It’s like seeing two white rhinos in one place.
That place? Rural Quebec.
Once the pride of 1990s Japan, the Subaru SVX threw all the futuristic trappings it could find into the sporty luxury coupe, which was sold in limited numbers from mid-1991 to 1996.
The most tell-tale styling cue/gimmick on the SVX (sold as the hard-to-pronounce Alcyone overseas) was the window-in-a-window treatment, which made the car look like it had just driven out of a dystopian film set in the near future.
Under the hood of the SVX, you’d find pretty much everything except a turbo. Its twin-cam 3.3-litre flat-six used the fanciest multi-port fuel injection system available at the time, complemented by platinum spark plugs and a hefty computer nanny overseeing engine functions.
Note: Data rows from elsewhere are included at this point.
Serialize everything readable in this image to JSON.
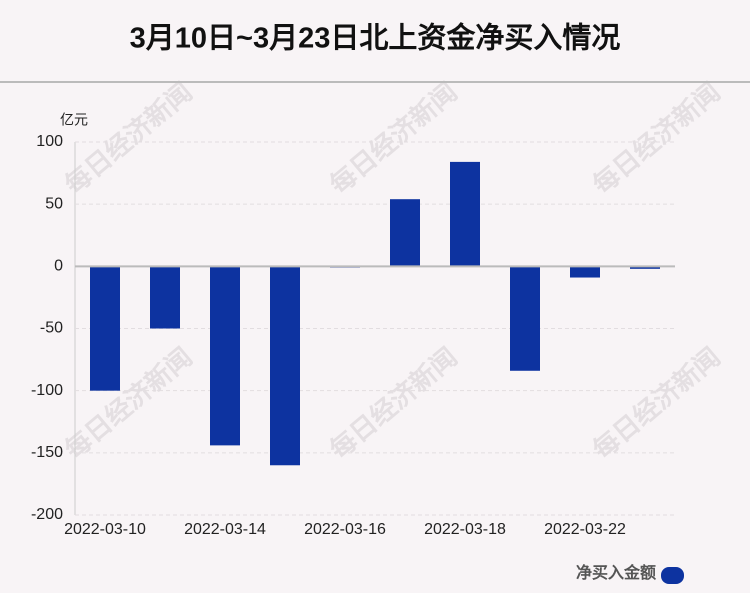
{
  "chart_data": {
    "type": "bar",
    "title": "3月10日~3月23日北上资金净买入情况",
    "y_unit": "亿元",
    "watermark": "每日经济新闻",
    "categories": [
      "2022-03-10",
      null,
      "2022-03-14",
      null,
      "2022-03-16",
      null,
      "2022-03-18",
      null,
      "2022-03-22",
      null
    ],
    "series": [
      {
        "name": "净买入金额",
        "color": "#0d33a0",
        "values": [
          -100,
          -50,
          -144,
          -160,
          -1,
          54,
          84,
          -84,
          -9,
          -2
        ]
      }
    ],
    "ylim": [
      -200,
      100
    ],
    "yticks": [
      -200,
      -150,
      -100,
      -50,
      0,
      50,
      100
    ],
    "grid": true
  }
}
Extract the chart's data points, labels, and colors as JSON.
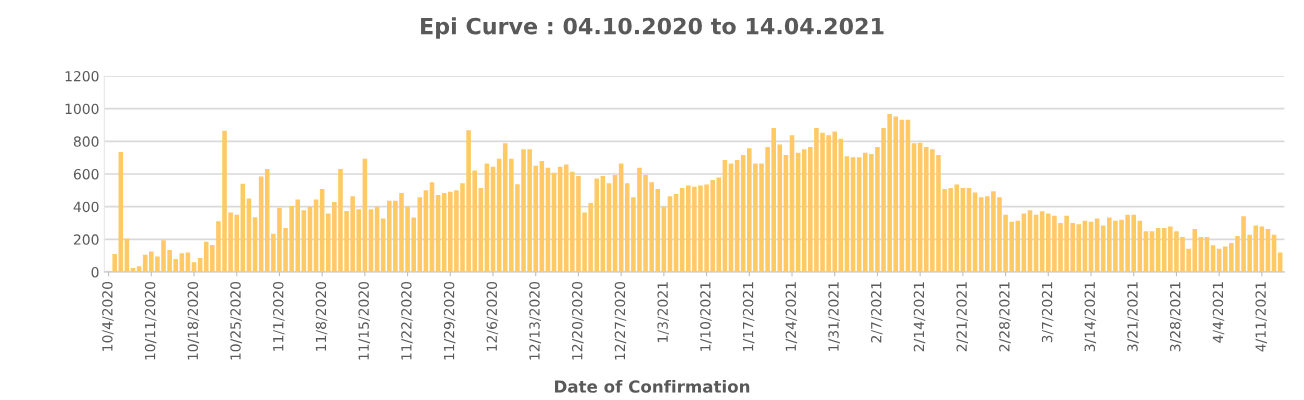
{
  "chart_data": {
    "type": "bar",
    "title": "Epi Curve : 04.10.2020 to 14.04.2021",
    "xlabel": "Date of Confirmation",
    "categories": [
      "10/4/2020",
      null,
      null,
      null,
      null,
      null,
      null,
      "10/11/2020",
      null,
      null,
      null,
      null,
      null,
      null,
      "10/18/2020",
      null,
      null,
      null,
      null,
      null,
      null,
      "10/25/2020",
      null,
      null,
      null,
      null,
      null,
      null,
      "11/1/2020",
      null,
      null,
      null,
      null,
      null,
      null,
      "11/8/2020",
      null,
      null,
      null,
      null,
      null,
      null,
      "11/15/2020",
      null,
      null,
      null,
      null,
      null,
      null,
      "11/22/2020",
      null,
      null,
      null,
      null,
      null,
      null,
      "11/29/2020",
      null,
      null,
      null,
      null,
      null,
      null,
      "12/6/2020",
      null,
      null,
      null,
      null,
      null,
      null,
      "12/13/2020",
      null,
      null,
      null,
      null,
      null,
      null,
      "12/20/2020",
      null,
      null,
      null,
      null,
      null,
      null,
      "12/27/2020",
      null,
      null,
      null,
      null,
      null,
      null,
      "1/3/2021",
      null,
      null,
      null,
      null,
      null,
      null,
      "1/10/2021",
      null,
      null,
      null,
      null,
      null,
      null,
      "1/17/2021",
      null,
      null,
      null,
      null,
      null,
      null,
      "1/24/2021",
      null,
      null,
      null,
      null,
      null,
      null,
      "1/31/2021",
      null,
      null,
      null,
      null,
      null,
      null,
      "2/7/2021",
      null,
      null,
      null,
      null,
      null,
      null,
      "2/14/2021",
      null,
      null,
      null,
      null,
      null,
      null,
      "2/21/2021",
      null,
      null,
      null,
      null,
      null,
      null,
      "2/28/2021",
      null,
      null,
      null,
      null,
      null,
      null,
      "3/7/2021",
      null,
      null,
      null,
      null,
      null,
      null,
      "3/14/2021",
      null,
      null,
      null,
      null,
      null,
      null,
      "3/21/2021",
      null,
      null,
      null,
      null,
      null,
      null,
      "3/28/2021",
      null,
      null,
      null,
      null,
      null,
      null,
      "4/4/2021",
      null,
      null,
      null,
      null,
      null,
      null,
      "4/11/2021",
      null,
      null,
      null
    ],
    "values": [
      5,
      110,
      735,
      205,
      25,
      35,
      105,
      125,
      95,
      195,
      135,
      80,
      115,
      120,
      60,
      85,
      185,
      165,
      310,
      865,
      365,
      350,
      540,
      450,
      335,
      585,
      630,
      234,
      394,
      270,
      404,
      444,
      378,
      400,
      444,
      508,
      358,
      428,
      630,
      374,
      464,
      384,
      694,
      384,
      400,
      328,
      436,
      436,
      484,
      400,
      334,
      458,
      500,
      550,
      472,
      484,
      492,
      500,
      544,
      868,
      622,
      514,
      664,
      644,
      694,
      788,
      694,
      538,
      752,
      752,
      650,
      680,
      638,
      608,
      644,
      658,
      614,
      588,
      364,
      422,
      572,
      588,
      544,
      594,
      664,
      544,
      458,
      638,
      594,
      550,
      508,
      400,
      464,
      478,
      514,
      530,
      522,
      530,
      536,
      564,
      578,
      686,
      664,
      686,
      716,
      758,
      664,
      664,
      766,
      882,
      780,
      716,
      838,
      730,
      752,
      766,
      882,
      852,
      838,
      860,
      816,
      708,
      702,
      702,
      730,
      722,
      766,
      882,
      968,
      952,
      932,
      932,
      788,
      792,
      766,
      752,
      716,
      508,
      514,
      536,
      514,
      514,
      486,
      458,
      464,
      494,
      458,
      350,
      308,
      314,
      358,
      378,
      350,
      372,
      358,
      344,
      300,
      344,
      300,
      292,
      314,
      308,
      328,
      284,
      334,
      314,
      320,
      350,
      350,
      314,
      250,
      250,
      270,
      270,
      278,
      250,
      214,
      142,
      264,
      214,
      214,
      164,
      142,
      156,
      178,
      220,
      342,
      228,
      284,
      278,
      264,
      228,
      120
    ],
    "color": "#ffc966",
    "ylim": [
      0,
      1200
    ],
    "yticks": [
      0,
      200,
      400,
      600,
      800,
      1000,
      1200
    ],
    "grid": "y"
  }
}
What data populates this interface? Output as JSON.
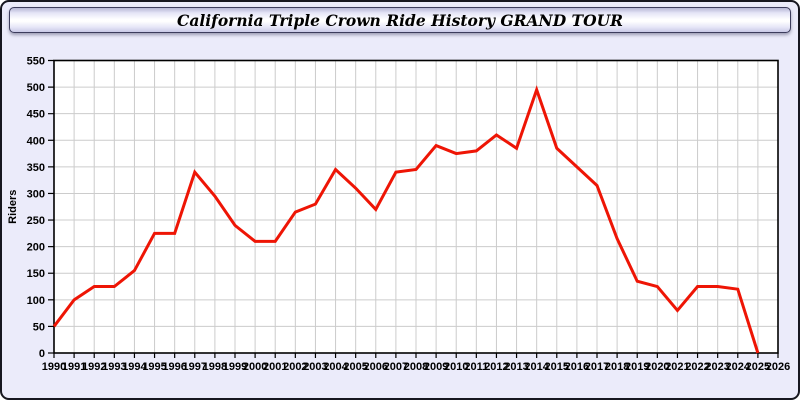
{
  "window": {
    "title_bar": {
      "title": "California Triple Crown Ride History GRAND TOUR"
    },
    "background_color": "#ebebfa",
    "border_color": "#16161f"
  },
  "chart_data": {
    "type": "line",
    "title": "California Triple Crown Ride History GRAND TOUR",
    "xlabel": "",
    "ylabel": "Riders",
    "ylim": [
      0,
      550
    ],
    "ytick_step": 50,
    "grid": true,
    "legend_position": "none",
    "plot_bg_color": "#ffffff",
    "grid_color": "#cccccc",
    "axis_color": "#000000",
    "x_axis_ticks": [
      1990,
      1991,
      1992,
      1993,
      1994,
      1995,
      1996,
      1997,
      1998,
      1999,
      2000,
      2001,
      2002,
      2003,
      2004,
      2005,
      2006,
      2007,
      2008,
      2009,
      2010,
      2011,
      2012,
      2013,
      2014,
      2015,
      2016,
      2017,
      2018,
      2019,
      2020,
      2021,
      2022,
      2023,
      2024,
      2025,
      2026
    ],
    "series": [
      {
        "name": "Riders",
        "color": "#ee1505",
        "x": [
          1990,
          1991,
          1992,
          1993,
          1994,
          1995,
          1996,
          1997,
          1998,
          1999,
          2000,
          2001,
          2002,
          2003,
          2004,
          2005,
          2006,
          2007,
          2008,
          2009,
          2010,
          2011,
          2012,
          2013,
          2014,
          2015,
          2016,
          2017,
          2018,
          2019,
          2020,
          2021,
          2022,
          2023,
          2024,
          2025
        ],
        "values": [
          50,
          100,
          125,
          125,
          155,
          225,
          225,
          340,
          295,
          240,
          210,
          210,
          265,
          280,
          345,
          310,
          270,
          340,
          345,
          390,
          375,
          380,
          410,
          385,
          495,
          385,
          350,
          315,
          215,
          135,
          125,
          80,
          125,
          125,
          120,
          0
        ]
      }
    ]
  }
}
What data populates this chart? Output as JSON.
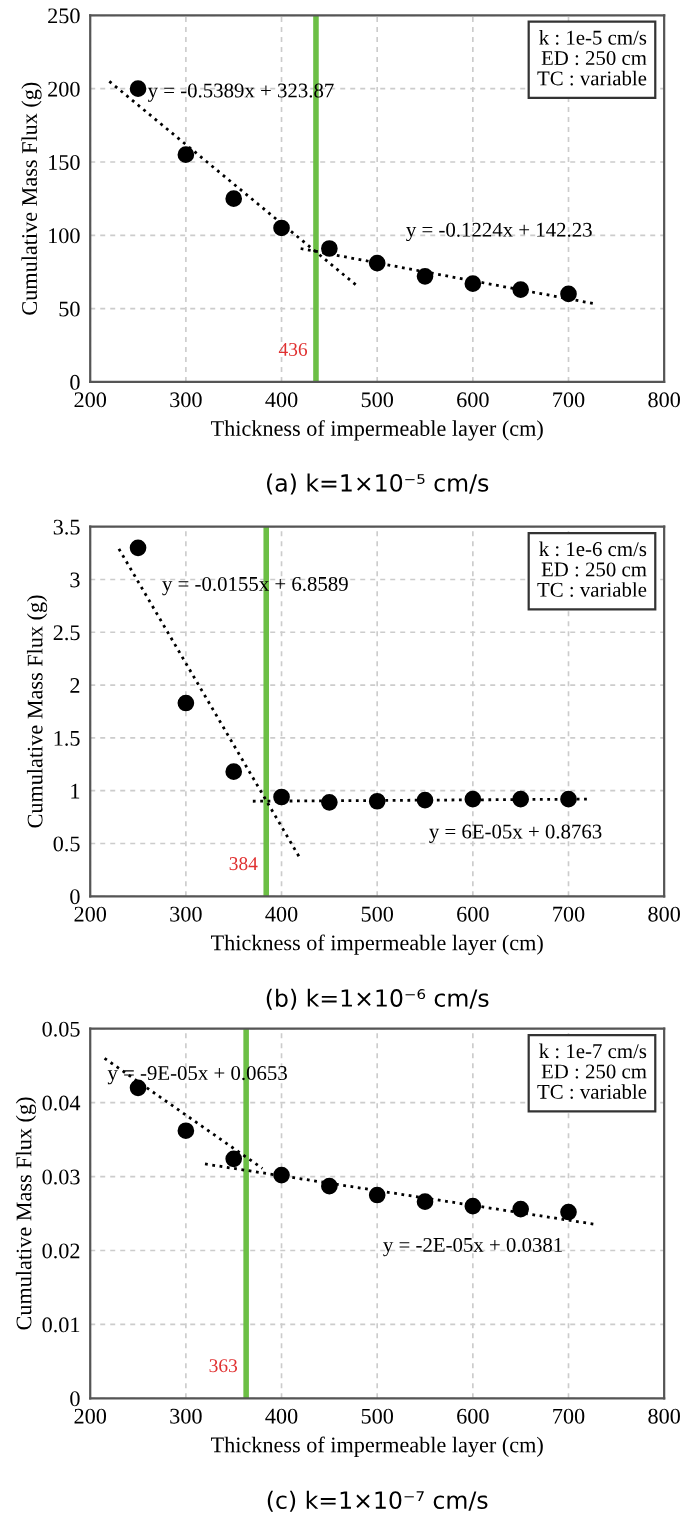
{
  "chart_data": [
    {
      "type": "scatter",
      "xlabel": "Thickness of impermeable layer (cm)",
      "ylabel": "Cumulative Mass Flux (g)",
      "xlim": [
        200,
        800
      ],
      "xticks": [
        200,
        300,
        400,
        500,
        600,
        700,
        800
      ],
      "ylim": [
        0,
        250
      ],
      "yticks": [
        0,
        50,
        100,
        150,
        200,
        250
      ],
      "grid": true,
      "marker": "circle",
      "x": [
        250,
        300,
        350,
        400,
        450,
        500,
        550,
        600,
        650,
        700
      ],
      "series": [
        {
          "color": "#000000",
          "values": [
            200,
            155,
            125,
            105,
            91,
            81,
            72,
            67,
            63,
            60
          ]
        },
        {
          "type": "line",
          "color": "#000000",
          "line_style": "dotted",
          "marker": "none",
          "x": [
            220,
            480
          ],
          "values": [
            205,
            65
          ]
        },
        {
          "type": "line",
          "color": "#000000",
          "line_style": "dotted",
          "marker": "none",
          "x": [
            420,
            730
          ],
          "values": [
            91,
            53
          ]
        }
      ],
      "ref_lines": [
        {
          "axis": "x",
          "value": 436,
          "label": "436",
          "color": "#6cbf45"
        }
      ],
      "annotations": [
        "y = -0.5389x + 323.87",
        "y = -0.1224x + 142.23",
        "k : 1e-5 cm/s\nED : 250 cm\nTC : variable",
        "(a) k=1×10⁻⁵ cm/s"
      ]
    },
    {
      "type": "scatter",
      "xlabel": "Thickness of impermeable layer (cm)",
      "ylabel": "Cumulative Mass Flux (g)",
      "xlim": [
        200,
        800
      ],
      "xticks": [
        200,
        300,
        400,
        500,
        600,
        700,
        800
      ],
      "ylim": [
        0,
        3.5
      ],
      "yticks": [
        0,
        0.5,
        1,
        1.5,
        2,
        2.5,
        3,
        3.5
      ],
      "grid": true,
      "marker": "circle",
      "x": [
        250,
        300,
        350,
        400,
        450,
        500,
        550,
        600,
        650,
        700
      ],
      "series": [
        {
          "color": "#000000",
          "values": [
            3.3,
            1.83,
            1.18,
            0.94,
            0.89,
            0.9,
            0.91,
            0.92,
            0.92,
            0.92
          ]
        },
        {
          "type": "line",
          "color": "#000000",
          "line_style": "dotted",
          "marker": "none",
          "x": [
            230,
            420
          ],
          "values": [
            3.29,
            0.35
          ]
        },
        {
          "type": "line",
          "color": "#000000",
          "line_style": "dotted",
          "marker": "none",
          "x": [
            370,
            720
          ],
          "values": [
            0.9,
            0.92
          ]
        }
      ],
      "ref_lines": [
        {
          "axis": "x",
          "value": 384,
          "label": "384",
          "color": "#6cbf45"
        }
      ],
      "annotations": [
        "y = -0.0155x + 6.8589",
        "y = 6E-05x + 0.8763",
        "k : 1e-6 cm/s\nED : 250 cm\nTC : variable",
        "(b) k=1×10⁻⁶ cm/s"
      ]
    },
    {
      "type": "scatter",
      "xlabel": "Thickness of impermeable layer (cm)",
      "ylabel": "Cumulative Mass Flux (g)",
      "xlim": [
        200,
        800
      ],
      "xticks": [
        200,
        300,
        400,
        500,
        600,
        700,
        800
      ],
      "ylim": [
        0,
        0.05
      ],
      "yticks": [
        0,
        0.01,
        0.02,
        0.03,
        0.04,
        0.05
      ],
      "grid": true,
      "marker": "circle",
      "x": [
        250,
        300,
        350,
        400,
        450,
        500,
        550,
        600,
        650,
        700
      ],
      "series": [
        {
          "color": "#000000",
          "values": [
            0.042,
            0.0362,
            0.0324,
            0.0302,
            0.0287,
            0.0275,
            0.0266,
            0.026,
            0.0256,
            0.0252
          ]
        },
        {
          "type": "line",
          "color": "#000000",
          "line_style": "dotted",
          "marker": "none",
          "x": [
            215,
            380
          ],
          "values": [
            0.046,
            0.0311
          ]
        },
        {
          "type": "line",
          "color": "#000000",
          "line_style": "dotted",
          "marker": "none",
          "x": [
            320,
            730
          ],
          "values": [
            0.0317,
            0.0235
          ]
        }
      ],
      "ref_lines": [
        {
          "axis": "x",
          "value": 363,
          "label": "363",
          "color": "#6cbf45"
        }
      ],
      "annotations": [
        "y = -9E-05x + 0.0653",
        "y = -2E-05x + 0.0381",
        "k : 1e-7 cm/s\nED : 250 cm\nTC : variable",
        "(c) k=1×10⁻⁷ cm/s"
      ]
    }
  ]
}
All this hardware brought the car up to 231 horsepower, which was delivered to all four wheels via the only available transmission – a four-speed automatic. No manual tranny meant that the car’s sporting credentials were not complete.
Technologically advanced, and reasonably fast, the flagship SVX was by far the most expensive product offered by Subaru at the time. Productions costs were high and buyers limited, leading to a situation where Subaru lost money on each SVX they sold.
Offering front-wheel drive base models at a reduced price didn’t reverse the tepid sales trend. Despite projecting (read: hoping) that annual sales would touch the five-figure mark, less than 25,000 were sold worldwide for the entire model run – a little more than half of that number reaching North American buyers.
Subaru’s supercar was an ambitious vehicle at the time, but multiple factors ensured that it never quite measured up to its name (Alcyone – the brightest star in the Pleiades star cluster, which forms Subaru’s corporate logo).